Monday, November 10, 2008

Falling Through the Cracks

The RSPCA and the RCVS (Royal College of Veterinary Surgeons) have an agreement which governs the way we decide the financial criteria for allowing owners to attend RSPCA clinics and hospital. Basically this is designed to avoid creating a situation where charity clinics could undercut local private vets for routine operations and eventually drive them out of business. 

The agreement is that our clinics and hospitals only treat animals taken into RSPCA care for rehoming or owned by people on  state benefits (including pensions, working tax credit and students in full time education living away from home). Anyone who is not on state benefits is deemed to be capable of arranging treatment by a private vet — because they would normally be able to insure their animals or else pay using a credit card or bank overdraft if they do not have cash available. Diverting people who are on benefits to charity clinics is not likely to undercut private vets because these are people who probably would be unable to pay anyway.

Virtually all other welfare charities who run animal clinics operate similar criteria, although some have more restricted lists of benefits that they will accept as proof of low income. 

Most of the time this is clearly in the best interest of everyone, including the animals, because there is no way we could afford to run a complete "NHS for animals" providing veterinary care for all domestic pets — even if the RSPCA's entire resources were diverted to running clinics.

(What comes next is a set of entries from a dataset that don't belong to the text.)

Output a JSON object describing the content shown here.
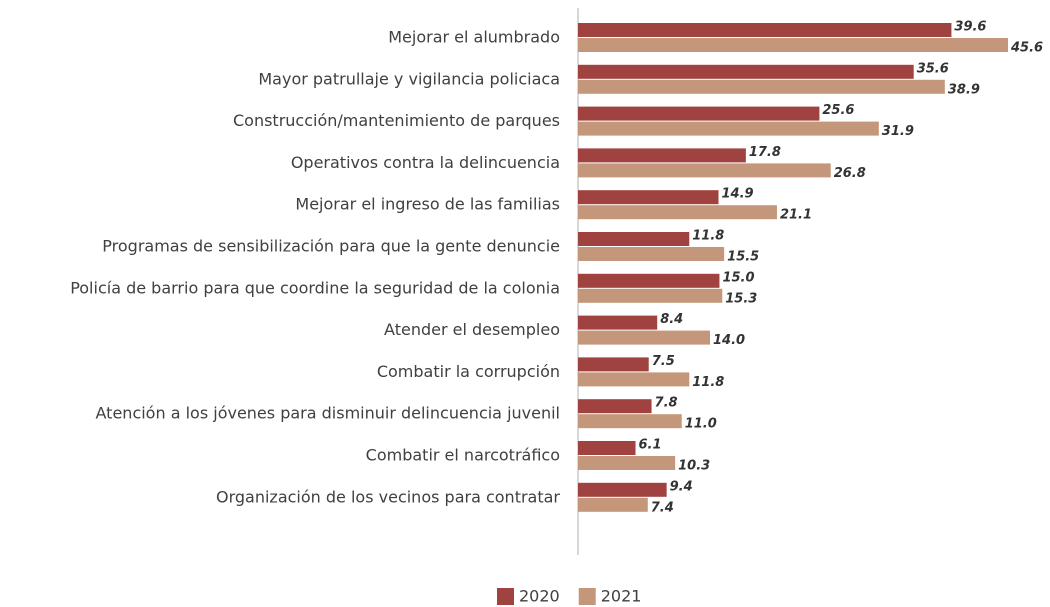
{
  "chart_data": {
    "type": "hbar",
    "categories": [
      "Mejorar el alumbrado",
      "Mayor patrullaje y vigilancia policiaca",
      "Construcción/mantenimiento de parques",
      "Operativos contra la delincuencia",
      "Mejorar el ingreso de las familias",
      "Programas de sensibilización para que la gente denuncie",
      "Policía de barrio para que coordine la seguridad de la colonia",
      "Atender el desempleo",
      "Combatir la corrupción",
      "Atención a los jóvenes para disminuir delincuencia juvenil",
      "Combatir el narcotráfico",
      "Organización de los vecinos para contratar"
    ],
    "series": [
      {
        "name": "2020",
        "color": "#a0423f",
        "values": [
          39.6,
          35.6,
          25.6,
          17.8,
          14.9,
          11.8,
          15.0,
          8.4,
          7.5,
          7.8,
          6.1,
          9.4
        ],
        "value_labels": [
          "39.6",
          "35.6",
          "25.6",
          "17.8",
          "14.9",
          "11.8",
          "15.0",
          "8.4",
          "7.5",
          "7.8",
          "6.1",
          "9.4"
        ]
      },
      {
        "name": "2021",
        "color": "#c4977a",
        "values": [
          45.6,
          38.9,
          31.9,
          26.8,
          21.1,
          15.5,
          15.3,
          14.0,
          11.8,
          11.0,
          10.3,
          7.4
        ],
        "value_labels": [
          "45.6",
          "38.9",
          "31.9",
          "26.8",
          "21.1",
          "15.5",
          "15.3",
          "14.0",
          "11.8",
          "11.0",
          "10.3",
          "7.4"
        ]
      }
    ],
    "legend": "bottom"
  }
}
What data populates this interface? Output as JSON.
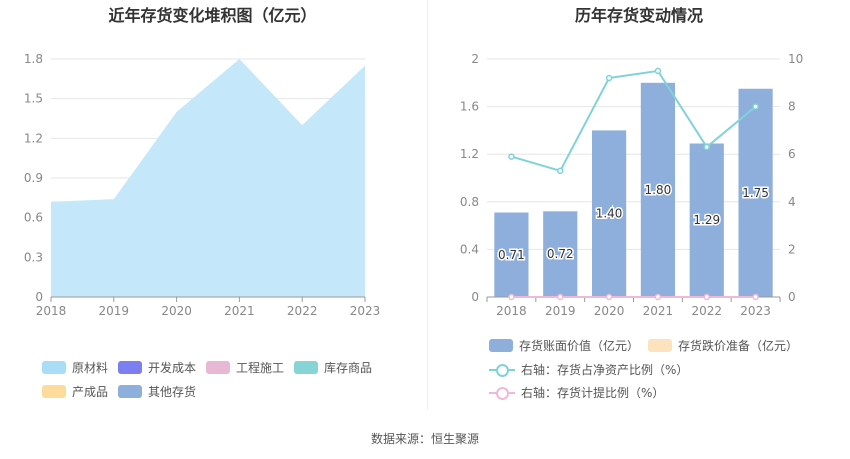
{
  "charts": [
    {
      "title": "近年存货变化堆积图（亿元）",
      "legend": [
        "原材料",
        "开发成本",
        "工程施工",
        "库存商品",
        "产成品",
        "其他存货"
      ]
    },
    {
      "title": "历年存货变动情况",
      "legend": [
        "存货账面价值（亿元）",
        "存货跌价准备（亿元）",
        "右轴：存货占净资产比例（%）",
        "右轴：存货计提比例（%）"
      ]
    }
  ],
  "colors": {
    "area_fill": "#c4e8fa",
    "bar": "#8eaedb",
    "line_ratio": "#7fd3d8",
    "line_provision": "#f0b8d8",
    "legend_swatches": [
      "#a8dcf7",
      "#7b7fef",
      "#e8b7d4",
      "#87d4d7",
      "#fddb9a",
      "#8eaedb"
    ],
    "legend_swatches_right": [
      "#8eaedb",
      "#fde3bd",
      "#7fd3d8",
      "#f0b8d8"
    ]
  },
  "chart_data": [
    {
      "type": "area",
      "title": "近年存货变化堆积图（亿元）",
      "x": [
        "2018",
        "2019",
        "2020",
        "2021",
        "2022",
        "2023"
      ],
      "series": [
        {
          "name": "原材料",
          "values": [
            0.72,
            0.74,
            1.4,
            1.8,
            1.3,
            1.75
          ]
        },
        {
          "name": "开发成本",
          "values": [
            0,
            0,
            0,
            0,
            0,
            0
          ]
        },
        {
          "name": "工程施工",
          "values": [
            0,
            0,
            0,
            0,
            0,
            0
          ]
        },
        {
          "name": "库存商品",
          "values": [
            0,
            0,
            0,
            0,
            0,
            0
          ]
        },
        {
          "name": "产成品",
          "values": [
            0,
            0,
            0,
            0,
            0,
            0
          ]
        },
        {
          "name": "其他存货",
          "values": [
            0,
            0,
            0,
            0,
            0,
            0
          ]
        }
      ],
      "ylim": [
        0,
        1.8
      ],
      "yticks": [
        "0",
        "0.3",
        "0.6",
        "0.9",
        "1.2",
        "1.5",
        "1.8"
      ],
      "grid": true,
      "legend_position": "bottom"
    },
    {
      "type": "bar",
      "title": "历年存货变动情况",
      "categories": [
        "2018",
        "2019",
        "2020",
        "2021",
        "2022",
        "2023"
      ],
      "series": [
        {
          "name": "存货账面价值（亿元）",
          "type": "bar",
          "axis": "left",
          "values": [
            0.71,
            0.72,
            1.4,
            1.8,
            1.29,
            1.75
          ],
          "labels": [
            "0.71",
            "0.72",
            "1.40",
            "1.80",
            "1.29",
            "1.75"
          ]
        },
        {
          "name": "存货跌价准备（亿元）",
          "type": "bar",
          "axis": "left",
          "values": [
            0,
            0,
            0,
            0,
            0,
            0
          ]
        },
        {
          "name": "右轴：存货占净资产比例（%）",
          "type": "line",
          "axis": "right",
          "values": [
            5.9,
            5.3,
            9.2,
            9.5,
            6.3,
            8.0
          ]
        },
        {
          "name": "右轴：存货计提比例（%）",
          "type": "line",
          "axis": "right",
          "values": [
            0,
            0,
            0,
            0,
            0,
            0
          ]
        }
      ],
      "ylim_left": [
        0,
        2
      ],
      "yticks_left": [
        "0",
        "0.4",
        "0.8",
        "1.2",
        "1.6",
        "2"
      ],
      "ylim_right": [
        0,
        10
      ],
      "yticks_right": [
        "0",
        "2",
        "4",
        "6",
        "8",
        "10"
      ],
      "grid": true,
      "legend_position": "bottom"
    }
  ],
  "footer": {
    "source": "数据来源：恒生聚源"
  }
}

If the private vets closed because we were taking away their clients through unfair competition everyone would be worse off. 

It can be very hard, though, if an owner's application for benefit is delayed through no fault of their own. This seems to be happening more frequently — usually because the owner has lost their job, or because a partner who was earning moves out. We can legitimately give a small amount of help via private vets as that doesn't contravene the agreement against unfair competition, but there are limits on what's possible.